Itulah berbagai pandangan tentang realitas. Lalu, bagaimana dengan re­alitas dalam konteks berita yang disampaikan oleh media massa? Berita dalam media massa tidak bisa disamakan dengan fotokopi dari realitas, ia harus dipan­dang sebagai hasil konstruksi dari realitas. Karena itu, peristiwa yang sama ber­potensi dikonstruksi secara berbeda oleh beberapa media massa. Wartawan atau jurnalis bisa jadi mempunyai pandangan dan konsepsi yang berbeda ketika meli­hat suatu peristiwa atau kejadian, yang terwujud dalam teks berita. Realitas bukan dioper begitu saja menjadi berita. Realitas adalah produk interaksi antara warta­wan dan fakta. Dalam proses internalisasi, realitas diamati oleh wartawan dan di­serap dalam kesadaran waratawan. Dalam proses eksternalisasi, wartawan men­ceburkan dirinya untuk memahami realitas. Konsepsi tentang fakta diekspresikan untuk melihat realitas. Dengan demikian, teks berita yang kita baca di surat kabar atau kita dengar di televisi atau radio adalah produk dari proses interaksi dan di­alektika tersebut. Misalnya, peperangan antara tentara Irak dan tentara Amerika Serikat yang berakhir dengan kejatuhan rezim Saddam Husein yang lalu. Yang per­tama mungkin terjadi eksternalisasi. Wartawan yang datang ke daratan Irak mempunyai kerangka pemahaman dan konsepsi tersendiri tentang peperangan antara tentara Irak dan Amerika Serikat. Ada yang melihat peperangan di Irak se­ba­gai kepentingan Amerika Serikat untuk menunjukkan adi kuasa atau super power-nya. Ada yang melihat peperangan di Irak sebagai konflik internal rezim Saddam dan kelompok penentangnya. Ada juga yang melihat peperangan di Irak sebagai buah dari kediktatoran Saddam sendiri atas rakyatnya. Berbagai skema dan pemahaman itu dipakai untuk menjelaskan peritiwa dan fenomena yang terjadi di Irak. Proses selanjutnya adalah internalisasi. Ketika wartawan berada di Irak, ia melihat banyak peristiwa. Ada rumah-rumah penduduk yang terbakar oleh roket Amerika, ada ratusan mayat berserakan di jalan, ada patung Saddam yang diro­boh­kan oleh tentara Amerika yang dibantu oleh rakyat Irak, dan berbagai peristiwa lain. Berbagai peristiwa tersebut diinternalisasi dengan cara dilihat dan diobservasi wartawan. Terjadilah proses dialektika antara apa yang ada dalam pikiran warta­wan dengan apa yang dilihatnya. Akhirnya, terjadilah teks berita. Oleh karena itu, berita adalah hasil dari interaksi antara kedua proses tersebut.
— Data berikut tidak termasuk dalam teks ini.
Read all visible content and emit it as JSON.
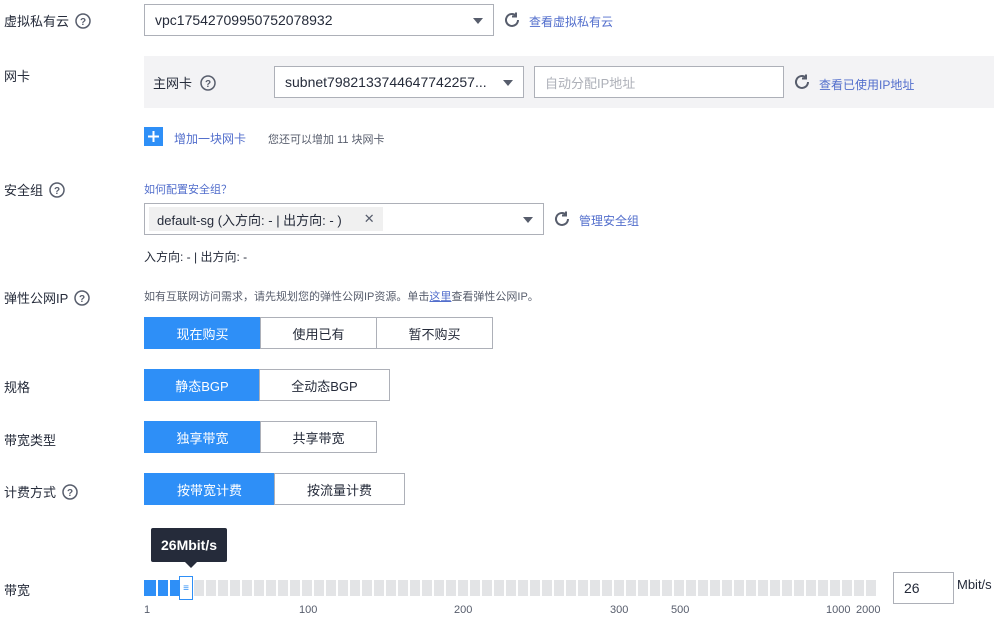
{
  "vpc": {
    "label": "虚拟私有云",
    "value": "vpc1754270995075207893​2",
    "link": "查看虚拟私有云"
  },
  "nic": {
    "label": "网卡",
    "primary_label": "主网卡",
    "subnet_value": "subnet798213374464774225​7...",
    "ip_placeholder": "自动分配IP地址",
    "link": "查看已使用IP地址",
    "add_label": "增加一块网卡",
    "add_hint": "您还可以增加 11 块网卡"
  },
  "security_group": {
    "label": "安全组",
    "help_link": "如何配置安全组？",
    "tag": "default-sg (入方向: - | 出方向: - )",
    "manage_link": "管理安全组",
    "summary": "入方向: - | 出方向: -"
  },
  "eip": {
    "label": "弹性公网IP",
    "hint_prefix": "如有互联网访问需求，请先规划您的弹性公网IP资源。单击",
    "hint_link": "这里",
    "hint_suffix": "查看弹性公网IP。",
    "options": [
      "现在购买",
      "使用已有",
      "暂不购买"
    ],
    "selected": 0
  },
  "spec": {
    "label": "规格",
    "options": [
      "静态BGP",
      "全动态BGP"
    ],
    "selected": 0
  },
  "bandwidth_type": {
    "label": "带宽类型",
    "options": [
      "独享带宽",
      "共享带宽"
    ],
    "selected": 0
  },
  "billing": {
    "label": "计费方式",
    "options": [
      "按带宽计费",
      "按流量计费"
    ],
    "selected": 0
  },
  "bandwidth": {
    "label": "带宽",
    "tooltip": "26Mbit/s",
    "value": "26",
    "unit": "Mbit/s",
    "ticks": [
      "1",
      "100",
      "200",
      "300",
      "500",
      "1000",
      "2000"
    ],
    "fill_fraction": 0.057
  },
  "colors": {
    "primary": "#2e8ff7",
    "link": "#526ecc",
    "border": "#adb0b8"
  }
}
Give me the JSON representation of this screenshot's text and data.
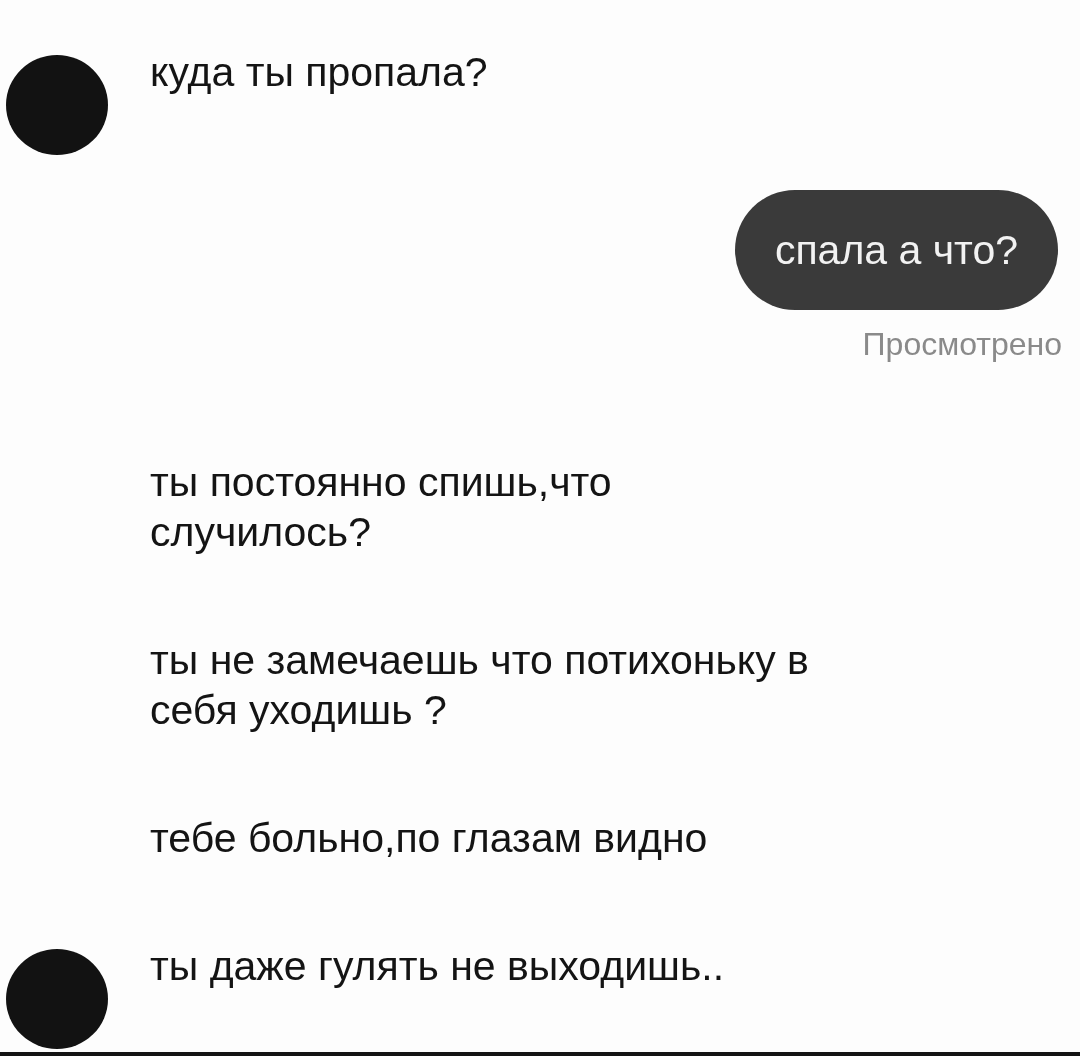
{
  "messages": [
    {
      "kind": "incoming",
      "avatar": true,
      "text": "куда ты пропала?"
    },
    {
      "kind": "outgoing",
      "text": "спала а что?",
      "seen_label": "Просмотрено"
    },
    {
      "kind": "incoming",
      "avatar": false,
      "text": "ты постоянно спишь,что случилось?"
    },
    {
      "kind": "incoming",
      "avatar": false,
      "text": "ты не замечаешь что потихоньку в себя уходишь ?"
    },
    {
      "kind": "incoming",
      "avatar": false,
      "text": "тебе больно,по глазам видно"
    },
    {
      "kind": "incoming",
      "avatar": true,
      "text": "ты даже гулять не выходишь.."
    }
  ]
}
Berdasarkan gambaran itu, bagaimana posisi khalayak pembaca atau pen­dengar berita? Pertanyaan ini bisa terjawab dengan ilustrasi berikut. Tuckman (1978:1) lewat bukunya yang berpengaruh Making News menyatakan bahwa “berita adalah jendela dunia”. Melalui berita, kita mengetahui apa yang terjadi di Indonesia, di Malaysia, di Thailand, bahkan di Irak dan di Lebanon. Melalui berita, kita mengetahui apa saja yang dilakukan elit politik di Jakarta, di Kuala Lumpur, di Bangkok, bahkan di New York dan di Tokyo. Tetapi, apa yang kita lihat, apa yang kita ketahui, dan apa yang kita rasakan mengenai dunia itu tergantung pada jende­la yang kita pakai. Jendela itu berukuran besan atau kecil. Jendela yang besan akan membantu kita memandang dunia lebih luas; sebaliknya jendela yang kecil akan membatasi pandangan kita. Selain itu, apakah jendela itu berjeruji atau tidak. Apakah jendela itu bisa dibuka lebar atau hanya bisa dibuka setengah. Apakah lewat jendela itu kita bisa melihat secara bebas ke luar, ataukah hanya bisa meng­intip di balik jeruji. Atau, apakah di depan jendela itu ada pohon yang menghalangi penglihatan kita atau tidak. Ternyata, posisi kita sangat tergantung pada jendela. Dalam berita, jendela itulah yang disebut frame atau bingkai (Lihat Durham, 1998; Entman, 1993; Fisher, 1997).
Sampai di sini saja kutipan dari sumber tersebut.